Я даже моргаю от неожиданности.
– Что повторим?
– Субботу. Только с другим результатом.
Коновалов слова «нет», похоже, не понимает. Впрочем, я ему «нет» и не говорила. Просто сбежала. Самое время сказать.
– А ты со всеми такой прямолинейный? Или это мне такой исключительный гешефт?
Ухмыляется.
– Секс – такая же потребность человека, как вода, еда и сон. Ты же не говоришь тарелке борща: «Ой, ты такая хорошенькая, такая горячая, такая вкусная, можно, я в тебя ложку засуну?».
Он меня шокирует. И, похоже, специально. И непонятно, зачем. Но это совсем не то, что мне надо сейчас, после того, как начался сегодняшний
– Знаешь, а я вот с кофе разговариваю. Грожу ему пальцем, говорю: «Эй, не вздумай кипеть!».
– Ну да, тогда тебе, конечно, сложнее. Ладно, давай пойдем по длинному пути.
Мне некогда ходить никакими путями, Коновалов! А он продолжает:
– Давай сходим на свидание. Поужинаем в ресторане. Я подарю цветы. Что еще входит в твой регламент?
Балонник, мать твою!
Тоже откидываюсь в кресле, зеркалю его позу.
– Слушай, если секс – это как еда, вода и сон, так борщ готовят в любом более-менее приличном кафе. Почему именно я, если это всего лишь потребность?
Он теперь почему-то смотрит серьезно. Не ухмыляется. Как будто у нас разговор и в самом деле серьезный.
– Наверное, потому, что у человека, как у высокоорганизованного существа, все чуточку сложнее, чем просто удовлетворение базовых потребностей. Не только инстинкты, но высшая нервная деятельность, мать ее. Я хочу именно тебя. Почему – ответить не готов.
Я, слава богу, не открываю от удивления рот. Сижу с закрытым ртом, молча перевариваю тот факт, что мне впервые в жизни вот так в лоб сказали: «Я хочу тебя». Причем сказали это в рабочем кабинете! Я даже про Кузнецова на какое-то время забываю. А Вадим вдруг делает контрольный.
– Я тебе нравлюсь?
Это очень прямой вопрос. И я снова в упор смотрю на него, не понимая толком, зачем это делаю. Блондины же обычно блеклые. Какие-то невзрачные, что ли. Вроде как эталоном мужественности и брутальности считаются брюнеты. Ха. Скажите это Коновалову. Он какой-то неправильный блондин. Яркий. И очень брутальный. Интересно, вот им одежду специально такую шьют, чтобы подчеркивала ширину плеч? Усилием воли увожу взгляд от его плеч. На ноге, той, что сверху, ткань натянулась на мощном бедре. И я почему-то разглядываю большой накладной карман на штанине. Там, кажется, телефон. Так, все, хватит!
– Да.
Эй, ты чего творишь?! Врать иногда необходимо. Правда – не всегда лучший ответ!

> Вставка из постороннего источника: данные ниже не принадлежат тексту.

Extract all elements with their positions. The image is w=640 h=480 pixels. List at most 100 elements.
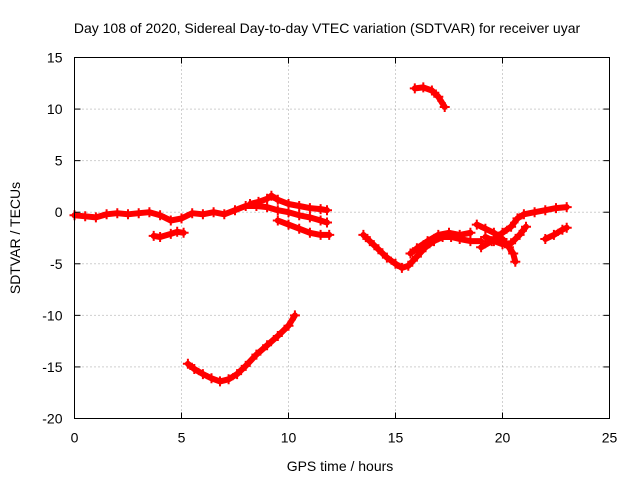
data-point-marker [454, 229, 465, 240]
series-trace [184, 312, 298, 385]
data-point-marker [506, 221, 517, 232]
data-point-marker [390, 258, 401, 269]
data-point-marker [133, 208, 144, 219]
data-point-marker [422, 236, 433, 247]
data-point-marker [272, 205, 283, 216]
data-point-marker [272, 215, 283, 226]
data-point-marker [465, 227, 476, 238]
data-point-marker [215, 376, 225, 387]
y-tick-label: -15 [42, 359, 62, 375]
data-point-marker [403, 260, 414, 271]
data-point-marker [548, 229, 559, 240]
data-point-marker [262, 340, 273, 351]
data-point-marker [283, 219, 294, 230]
data-point-marker [411, 243, 422, 254]
data-point-marker [197, 209, 208, 220]
data-point-marker [253, 196, 264, 207]
series-arc-late-evening [272, 215, 335, 240]
series-arc-afternoon-mid [405, 227, 476, 259]
data-point-marker [189, 364, 200, 374]
data-point-marker [112, 208, 123, 219]
data-point-marker [540, 234, 551, 244]
x-tick-label: 10 [281, 430, 297, 446]
series-arc-morning-dip [148, 226, 189, 242]
data-point-marker [497, 239, 508, 250]
data-point-marker [283, 320, 294, 331]
data-point-marker [471, 219, 482, 230]
x-tick-label: 0 [71, 430, 79, 446]
data-point-marker [373, 244, 384, 255]
data-point-marker [272, 331, 283, 341]
data-point-marker [508, 248, 519, 259]
series-arc-evening-c [480, 221, 531, 250]
data-point-marker [187, 208, 198, 219]
data-point-marker [364, 236, 375, 247]
series-arc-main-high [245, 190, 332, 216]
data-point-marker [90, 212, 101, 223]
data-point-marker [510, 256, 521, 267]
data-point-marker [251, 349, 262, 360]
data-point-marker [315, 204, 326, 215]
data-point-marker [433, 91, 444, 102]
y-tick-label: 0 [55, 204, 63, 220]
series-arc-night [540, 222, 572, 244]
y-tick-label: 5 [55, 153, 63, 169]
series-arc-deep-trough [182, 310, 300, 387]
plot-frame [74, 57, 610, 419]
data-point-marker [322, 205, 332, 216]
data-point-marker [433, 229, 444, 240]
series-trace [478, 204, 570, 251]
axis-ticks: 0 5 10 15 20 25 -20 -15 -10 -5 0 5 10 15 [42, 50, 617, 446]
data-point-marker [178, 227, 189, 238]
data-point-marker [476, 242, 487, 253]
data-point-marker [208, 207, 219, 218]
data-point-marker [182, 358, 193, 369]
data-point-marker [283, 199, 294, 209]
data-point-marker [197, 369, 208, 380]
data-point-marker [439, 102, 450, 112]
data-point-marker [232, 369, 243, 380]
data-point-marker [381, 252, 392, 263]
data-point-marker [223, 374, 234, 385]
data-point-marker [518, 209, 529, 220]
data-point-marker [176, 213, 187, 224]
y-tick-label: -10 [42, 307, 62, 323]
data-point-marker [480, 232, 491, 242]
data-point-marker [409, 83, 420, 94]
data-point-marker [405, 248, 416, 259]
data-point-marker [512, 213, 523, 224]
data-point-marker [294, 223, 305, 234]
data-point-marker [322, 217, 332, 228]
data-point-marker [240, 360, 251, 371]
x-tick-label: 20 [495, 430, 511, 446]
data-series [69, 82, 572, 387]
data-point-marker [304, 203, 315, 214]
data-point-marker [444, 227, 454, 238]
data-point-marker [551, 203, 561, 214]
y-tick-label: 10 [47, 101, 63, 117]
data-point-marker [324, 229, 335, 240]
data-point-marker [426, 85, 437, 96]
data-point-marker [245, 199, 255, 209]
data-point-marker [148, 230, 159, 241]
data-point-marker [272, 194, 283, 205]
data-point-marker [219, 209, 230, 220]
data-point-marker [418, 82, 429, 93]
data-point-marker [315, 215, 326, 226]
data-point-marker [497, 227, 508, 238]
data-point-marker [123, 209, 133, 220]
data-point-marker [529, 207, 540, 218]
data-point-marker [155, 210, 166, 221]
series-trace [247, 192, 330, 214]
data-point-marker [80, 211, 91, 222]
y-axis-title: SDTVAR / TECUs [7, 182, 23, 294]
y-tick-label: -5 [50, 256, 63, 272]
data-point-marker [230, 205, 240, 216]
data-point-marker [540, 205, 551, 216]
y-tick-label: 15 [47, 50, 63, 66]
data-point-marker [506, 238, 517, 249]
data-point-marker [358, 229, 369, 240]
data-point-marker [266, 190, 277, 201]
data-point-marker [396, 262, 407, 273]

Вадим снова никак не реагирует на мой тихий хриплый ответ. И меня охватывает – уже не впервые – дикое желание его чем-нибудь тяжелым огреть. Ну, или уе*ать. Но в кабине вообще нет ничего подходящего.
– Ласточка, ты знаешь, как переводится с греческого слово «симпатия»?

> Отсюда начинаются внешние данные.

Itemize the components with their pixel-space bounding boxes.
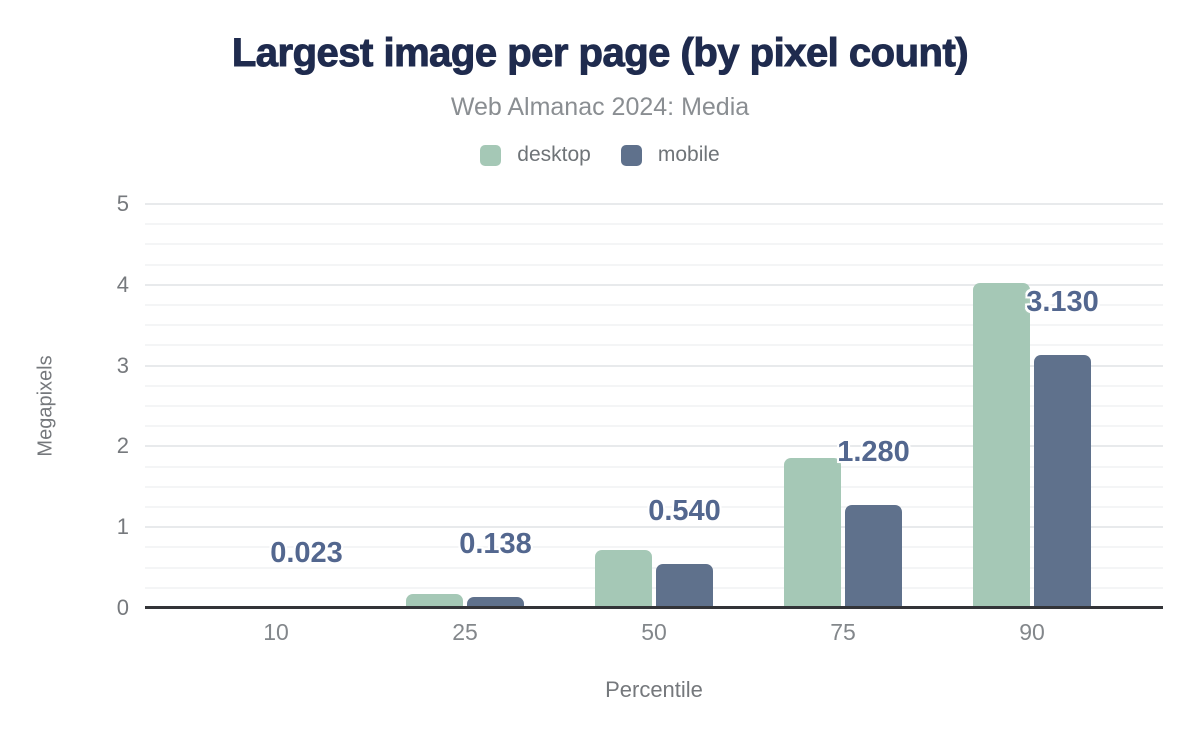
- legend-label-desktop: desktop: [517, 143, 591, 166]
- x-axis-title: Percentile: [605, 677, 703, 702]
- bar-desktop: [784, 457, 841, 608]
- bar-mobile: [656, 564, 713, 608]
- gridline-major: [145, 364, 1163, 367]
- x-tick-label: 90: [1019, 619, 1045, 645]
- gridline-minor: [145, 546, 1163, 549]
- gridline-minor: [145, 566, 1163, 569]
- bar-desktop: [973, 283, 1030, 608]
- x-tick-label: 75: [830, 619, 856, 645]
- x-tick-label: 10: [263, 619, 289, 645]
- y-tick-label: 0: [116, 595, 129, 620]
- gridline-minor: [145, 304, 1163, 306]
- gridline-minor: [145, 586, 1163, 589]
- bar-desktop: [595, 549, 652, 608]
- legend-label-mobile: mobile: [657, 143, 720, 166]
- gridline-minor: [145, 425, 1163, 428]
- x-tick-label: 25: [452, 619, 478, 645]
- gridline-minor: [145, 324, 1163, 327]
- y-tick-label: 5: [116, 191, 129, 216]
- bar-mobile: [467, 596, 524, 608]
- bar-value-label: 0.023: [270, 537, 343, 570]
- chart-subtitle: Web Almanac 2024: Media: [450, 93, 750, 121]
- gridline-minor: [145, 263, 1163, 266]
- y-tick-label: 1: [116, 514, 129, 540]
- gridline-minor: [145, 465, 1163, 468]
- bar-mobile: [1034, 355, 1091, 608]
- plot-area: 0 1 2 3 4 5 10 0.023 25 0.138 50 0.540 75 1.280 90 3.13…: [117, 191, 1163, 645]
- y-tick-label: 4: [116, 271, 129, 297]
- gridline-minor: [145, 384, 1163, 387]
- gridline-major: [145, 526, 1163, 529]
- y-tick-label: 3: [116, 352, 129, 378]
- legend-item-desktop: desktop: [480, 143, 591, 167]
- bar-value-label: 0.138: [459, 527, 532, 560]
- gridline-minor: [145, 485, 1163, 488]
- bar-value-label: 0.540: [648, 495, 721, 528]
- x-tick-label: 50: [641, 619, 667, 645]
- chart-title: Largest image per page (by pixel count): [231, 31, 969, 76]
- gridline-major: [145, 283, 1163, 286]
- gridline-minor: [145, 506, 1163, 508]
- gridline-minor: [145, 243, 1163, 246]
- gridline-major: [145, 203, 1163, 205]
- gridline-minor: [145, 344, 1163, 347]
- bar-mobile: [845, 504, 902, 608]
- x-axis-line: [145, 606, 1163, 609]
- gridline-minor: [145, 223, 1163, 226]
- legend-item-mobile: mobile: [620, 143, 720, 167]
- legend: desktop mobile: [0, 143, 1200, 167]
- bar-desktop: [406, 594, 463, 608]
- gridline-major: [145, 445, 1163, 448]
- y-tick-label: 2: [116, 433, 129, 459]
- y-axis-title: Megapixels: [34, 355, 57, 457]
- bar-value-label: 1.280: [837, 435, 910, 468]
- desktop-swatch-icon: [480, 144, 502, 166]
- bar-value-label: 3.130: [1026, 286, 1099, 319]
- mobile-swatch-icon: [620, 144, 642, 166]
- gridline-minor: [145, 405, 1163, 407]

Мигаю ошарашенно. Может, его папкой с документами жахнуть? Ну, хоть что-то?
– Симпатия – это значит «чувствовать вместе».
У меня почему-то перехватывает дыхание. И я выпаливаю:
– А я тебе нравлюсь?
– Очень. Поехали в субботу ко мне.
Он резко встает.
– Ты мне скинь в телефон свои предпочтения по поводу ресторана, какую кухню любишь и все такое.
Я опомнилась, когда он уже у двери.
– Я подумаю!
Он кивает и выходит. До меня запоздало доходит, что я говорила о возможности встречи в целом, а он имел в виду выбор ресторана.
На столе остается лежать рожок мороженого в блестящей упаковке. Я какое-то время смотрю на него, а потом спохватываюсь. Растаял, наверное!